If it isn't house slides, it's mudslides; if it isn't wild fires, it's inaccessibility for emergency vehicles; if it isn't pollution from septic systems, it's erosion runoff into streams and rivers. If it isn't Southern California or Lake Tahoe, it's Anywhere, USA. For any number of health and safety reasons, humans and wildlife have better and longer lives if building is prohibited on hillsides and mountains. Preserving hillsides in their natural state of grace protects us all.

In addition to the health and safety reasons for not building on hillsides and mountains, there are also aesthetic and economic values to the entire community. The one compliment that our community always receives from visitors and from prospective second-home buyers is how beautiful our scenic corridor and canyon hillsides are. The next comment is, "How have you managed to keep your valley from looking like the hills of Vail, Park City, Oakland, etc.?" Protection of the hillsides in the Wood River Valley has been a community goal, a boost to our main tourist economic sector and an enhancement to the property values of everyone in Blaine County.

Several years ago, a well-intended effort to replace the text description of the hillsides with a GIS mapping representation unfortunately resulted in the very problems that the Board of County Commissioners is currently trying to correct: Some properties that properly belonged in the Hillside Ordinance (officially called the Mountain Overlay District) were inadvertently removed from it and some properties that obviously should not have been in the MOD were inadvertently swept into it. This unanticipated and undesired outcome showed the substantial limitations of GIS mapping for correctly delineating the MOD.

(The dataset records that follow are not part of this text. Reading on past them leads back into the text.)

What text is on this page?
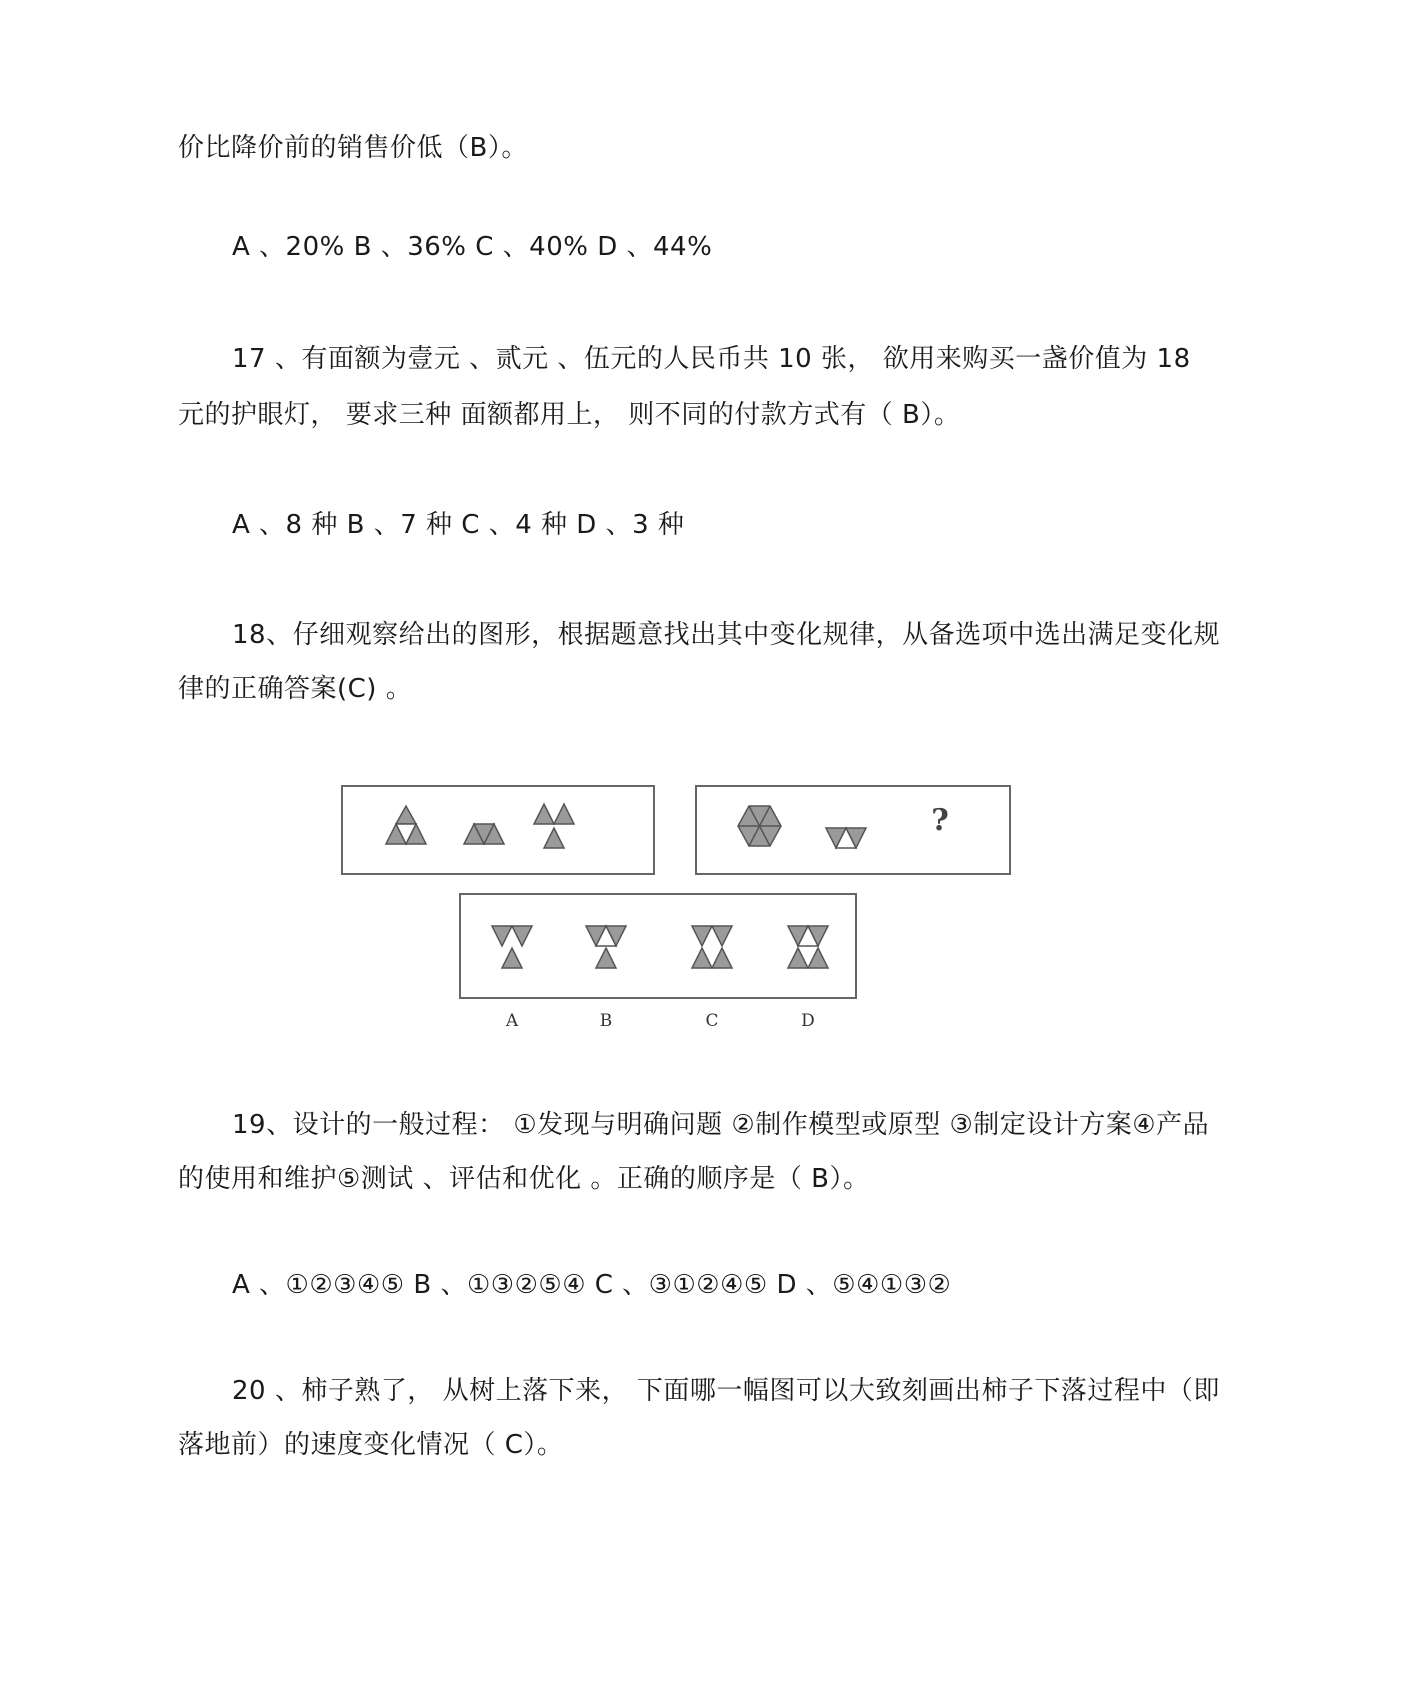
价比降价前的销售价低（B）。
A 、20% B 、36% C 、40% D 、44%
17 、有面额为壹元 、贰元 、伍元的人民币共 10 张， 欲用来购买一盏价值为 18
元的护眼灯， 要求三种 面额都用上， 则不同的付款方式有（ B）。
A 、8 种 B 、7 种 C 、4 种 D 、3 种
18、仔细观察给出的图形，根据题意找出其中变化规律，从备选项中选出满足变化规
律的正确答案(C) 。
?
A	B	C	D
19、设计的一般过程： ①发现与明确问题 ②制作模型或原型 ③制定设计方案④产品
的使用和维护⑤测试 、评估和优化 。正确的顺序是（ B）。
A 、①②③④⑤ B 、①③②⑤④ C 、③①②④⑤ D 、⑤④①③②
20 、柿子熟了， 从树上落下来， 下面哪一幅图可以大致刻画出柿子下落过程中（即
落地前）的速度变化情况（ C）。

In an effort to correct the faults of the previous GIS mapping, another GIS mapping effort was undertaken to rectify the unanticipated problems created by the first GIS mapping. However, in order to achieve specific corrections, certain assumptions were changed in the digital mapping process and by the Board of Commissioners. The results of the latest mapping effort have created a mélange of additional anomalies that call the latest revised GIS maps into further question. The county will hold a public hearing on proposed changes to the MOD at the Old County Courthouse in Hailey on Tuesday, Feb. 14, at 1:30 p.m.

The 14th is also Valentine's Day, so bring your heart on your sleeve and your thoughtful soul to the courthouse and let the commissioners know that you want to maintain the integrity of the MOD and preserve our hillsides for posterity and prosperity. Thank you for caring about your community.

Blaine County resident Len Harlig is a former county commissioner.